In the space of a week, the leaders of both Armenia and Azerbaijan have visited Georgia amid talk of a far-reaching potential shift in the region’s energy-transit status quo. Hovering over the discussions in Tbilisi are bigger players like Russia and Iran, both looking to increase energy exports via the South Caucasus.
Emerging after a long, November 5 meeting in Tbilisi, Georgian President Giorgi Margvelashvili and Azerbaijani President Ilham Aliyev reaffirmed the exemplary friendship between their two countries, but,
reportedly,
did not mention
the bear in the room
— Russia’s Gazprom, which many Georgians perceive as undermining this friendship by trying to pump more Russian gas into Georgia. It currently mainly runs on Azerbaijani gas.
“Our relations will resist any test,” Margvelashvili said. Also full of praise,
Aliyev
on November 6 rejoiced that the pair does not have “a difference of opinions [on] any issues . . .”
Azerbaijani-Georgian cooperation in energy- transit
“boosts the significance of our countries in the world,” he stressed earlier.
Aliyev missed just by a few days his Armenian counterpart,
Serzh Sargsyan
, who came to Tbilisi on October 30. Sargsyan also spoke of friendship with Georgia, but the widespread perception is that he really came to talk about gas. Armenia depends almost entirely on Gazprom’s supplies.
Caught in the middle between energy powers, Georgia is the switchboard for the region’s energy-transit projects. With the West and Iran now putting aside some of their differences, Tehran has begun testing the ground for
potential exports of gas to Europe through the Azerbaijan-Georgia-Turkey pipeline.
“Transportation through Azerbaijan is one of the ways of bringing Iran’s gas to Europe,” Iranian Minister of Communications Mahmoud Vaezi said during his visit to Baku in August. Vaezi said Iran is looking to join the Southern Gas Corridor, the first leg of which is the South Caucasus Export Pipeline across Georgia and into Turkey.
Iran is also an option for Georgia to meet is its domestic demand for gas.
Georgian Energy Minister Kakha Kaladze
reportedly plans a visit to Tehran to discuss just that.
On the European front, Iran and Russia are shaping up as potential competitors, but for now seem to be looking for ways of cooperation.
Tehran
recently announced that it is negotiating an oil and gas swap with Russia via the Caspian Sea.
That has caused ears also to prick up in Armenia, the site of
an Iranian gas pipeline controlled by a local affiliate of Gazprom.
Russia’s plans to increase gas supplies to Armenia and, possibly, Georgia, however, have not been uniformly warmly embraced.

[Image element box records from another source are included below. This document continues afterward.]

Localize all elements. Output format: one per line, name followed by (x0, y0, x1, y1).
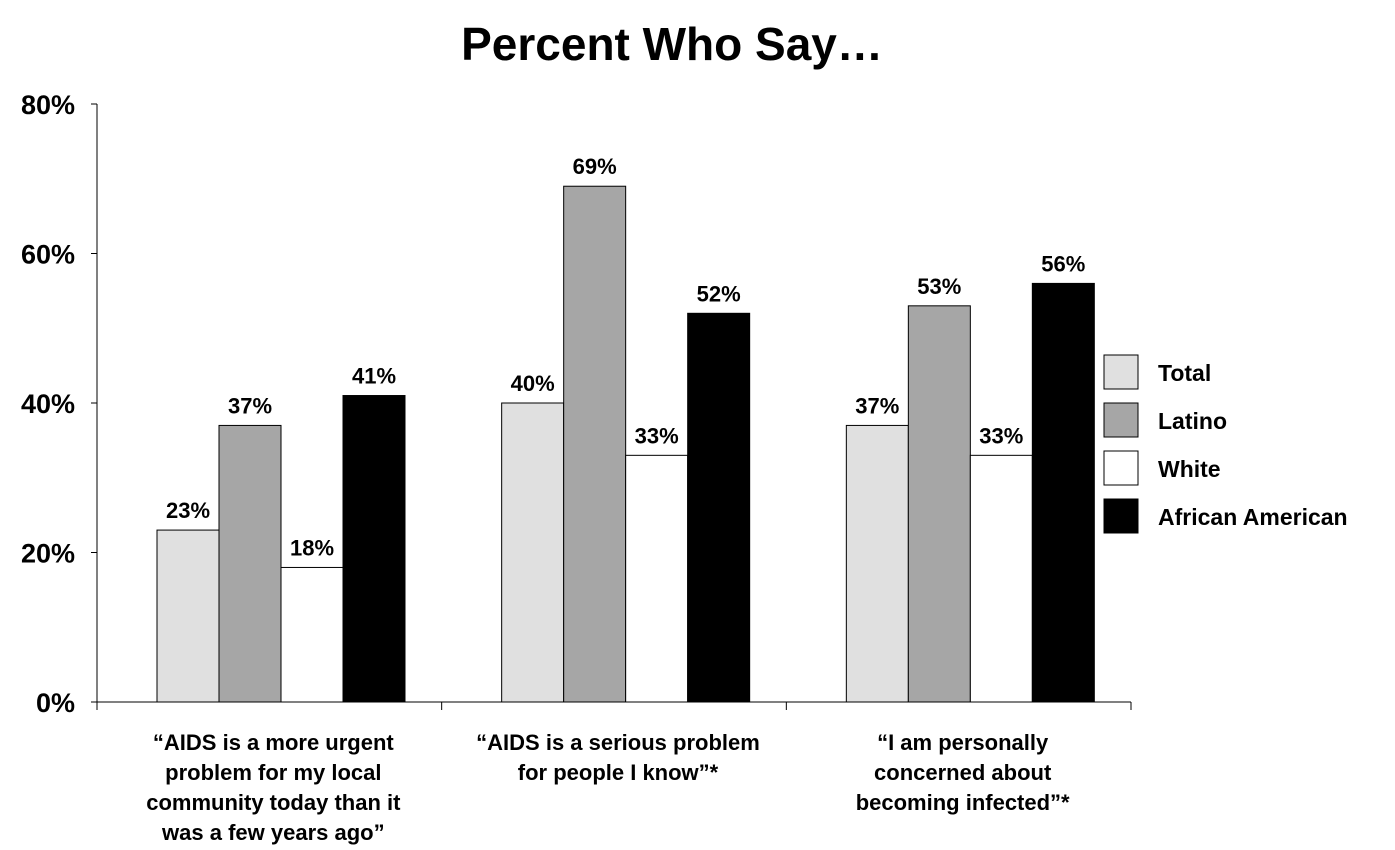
legend-swatch (1103, 498, 1139, 534)
bar-total (156, 529, 220, 703)
data-label: 53% (917, 274, 961, 299)
legend-swatch (1103, 450, 1139, 486)
bar-total (501, 402, 565, 703)
bar-total (845, 424, 909, 703)
chart-title: Percent Who Say… (461, 18, 883, 70)
category-label: “AIDS is a more urgent problem for my loc… (146, 730, 401, 845)
axes: 0% 20% 40% 60% 80% (21, 90, 1132, 718)
data-labels: 23% 40% 37% 37% 69% 53% 18% 33% 33% 41% 52% 56% (166, 154, 1085, 560)
y-tick-label: 40% (21, 389, 75, 419)
bar-african-american (1031, 282, 1095, 703)
legend-label: African American (1158, 504, 1348, 530)
bar-latino (907, 305, 971, 703)
data-label: 56% (1041, 251, 1085, 276)
bars (156, 185, 1095, 703)
data-label: 37% (228, 393, 272, 418)
data-label: 52% (697, 281, 741, 306)
category-label: “I am personally concerned about becoming … (856, 730, 1070, 815)
legend: Total Latino White African American (1103, 354, 1348, 534)
y-tick-label: 20% (21, 539, 75, 569)
data-label: 18% (290, 535, 334, 560)
bar-white (625, 454, 689, 703)
y-tick-label: 0% (36, 688, 75, 718)
bar-latino (563, 185, 627, 703)
bar-white (280, 566, 344, 703)
legend-label: Latino (1158, 408, 1227, 434)
bar-latino (218, 424, 282, 703)
category-labels: “AIDS is a more urgent problem for my loc… (146, 730, 1070, 845)
bar-african-american (342, 395, 406, 703)
data-label: 40% (511, 371, 555, 396)
data-label: 23% (166, 498, 210, 523)
y-tick-label: 60% (21, 240, 75, 270)
data-label: 33% (635, 423, 679, 448)
legend-swatch (1103, 354, 1139, 390)
data-label: 33% (979, 423, 1023, 448)
legend-label: White (1158, 456, 1221, 482)
data-label: 37% (855, 393, 899, 418)
y-tick-label: 80% (21, 90, 75, 120)
legend-swatch (1103, 402, 1139, 438)
category-label: “AIDS is a serious problem for people I k… (476, 730, 760, 785)
bar-african-american (687, 312, 751, 703)
legend-label: Total (1158, 360, 1211, 386)
bar-white (969, 454, 1033, 703)
data-label: 69% (573, 154, 617, 179)
data-label: 41% (352, 364, 396, 389)
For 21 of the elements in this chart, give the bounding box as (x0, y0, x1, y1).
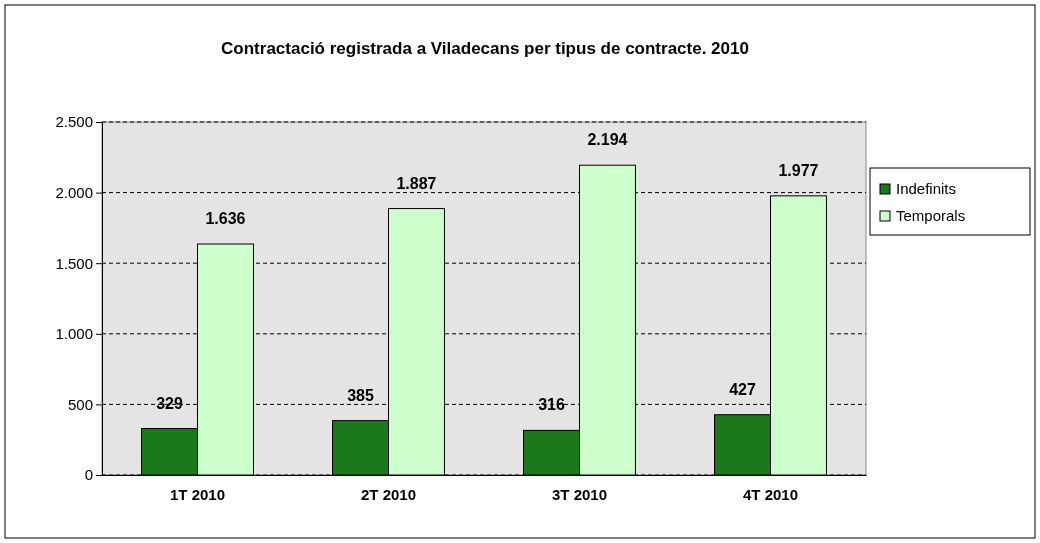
y-tick-label: 1.000 (55, 325, 93, 343)
y-tick-label: 1.500 (55, 254, 93, 272)
data-label: 385 (347, 386, 374, 404)
y-tick-label: 2.500 (55, 113, 93, 131)
data-label: 329 (156, 394, 183, 412)
legend-label: Indefinits (896, 180, 957, 197)
x-tick-label: 3T 2010 (551, 485, 608, 503)
x-tick-label: 2T 2010 (360, 485, 417, 503)
y-tick-label: 0 (84, 466, 93, 484)
data-label: 316 (538, 396, 565, 414)
chart-title: Contractació registrada a Viladecans per tipus de contracte. 2010 (221, 39, 749, 58)
legend-label: Temporals (896, 207, 966, 224)
x-tick-label: 4T 2010 (742, 485, 799, 503)
data-label: 1.977 (778, 161, 819, 179)
x-tick-label: 1T 2010 (169, 485, 226, 503)
data-label: 1.636 (205, 210, 246, 227)
data-label: 1.887 (396, 174, 437, 192)
y-tick-label: 500 (67, 395, 93, 413)
data-label: 427 (729, 380, 756, 398)
y-tick-label: 2.000 (55, 183, 93, 201)
data-label: 2.194 (587, 131, 628, 149)
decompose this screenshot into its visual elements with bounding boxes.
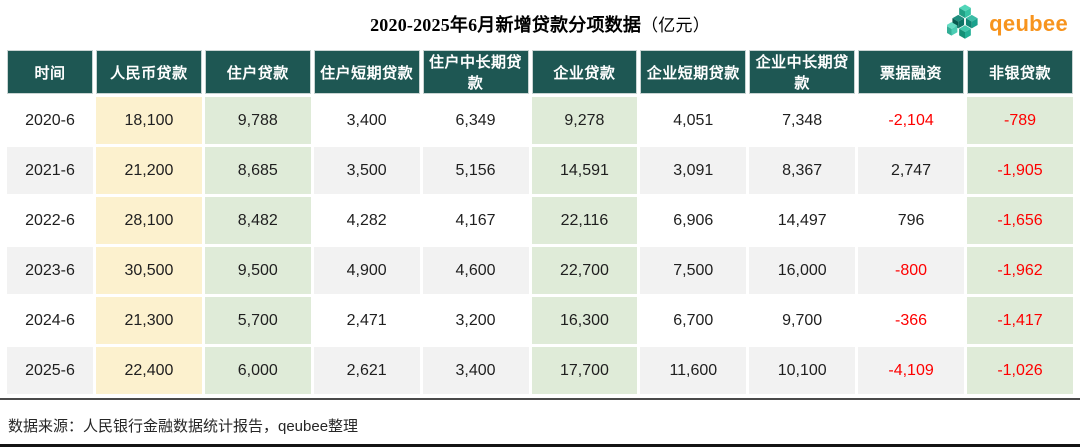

Kaladze’s meetings with Gazprom touched off
a flurry of protests
in Georgia, with claims that the country’s energy independence — and, by extension, its ability to steer away from Russia and into Euro-Atlantic alliances — is at risk.
Kaladze insisted that the talks are focused on increasing Russia’s transit-gas to Armenia, but said that it also has to do with making Russian energy available to unnamed companies in Georgia.
Kaladze also claimed that Georgia, like any country, needs to diversify its energy supply sources. Other Georgian officials and commentators also said that over-reliance on a single source of natural gas puts Georgia in a potentially precarious position.
If that desire for diversification concerned Aliyev, he didn’t show it. He stressed
on November 5
that Azerbaijan has enough gas to meet its own needs as well as neighboring countries for 100 years to come, and send significant supplies to Europe, too.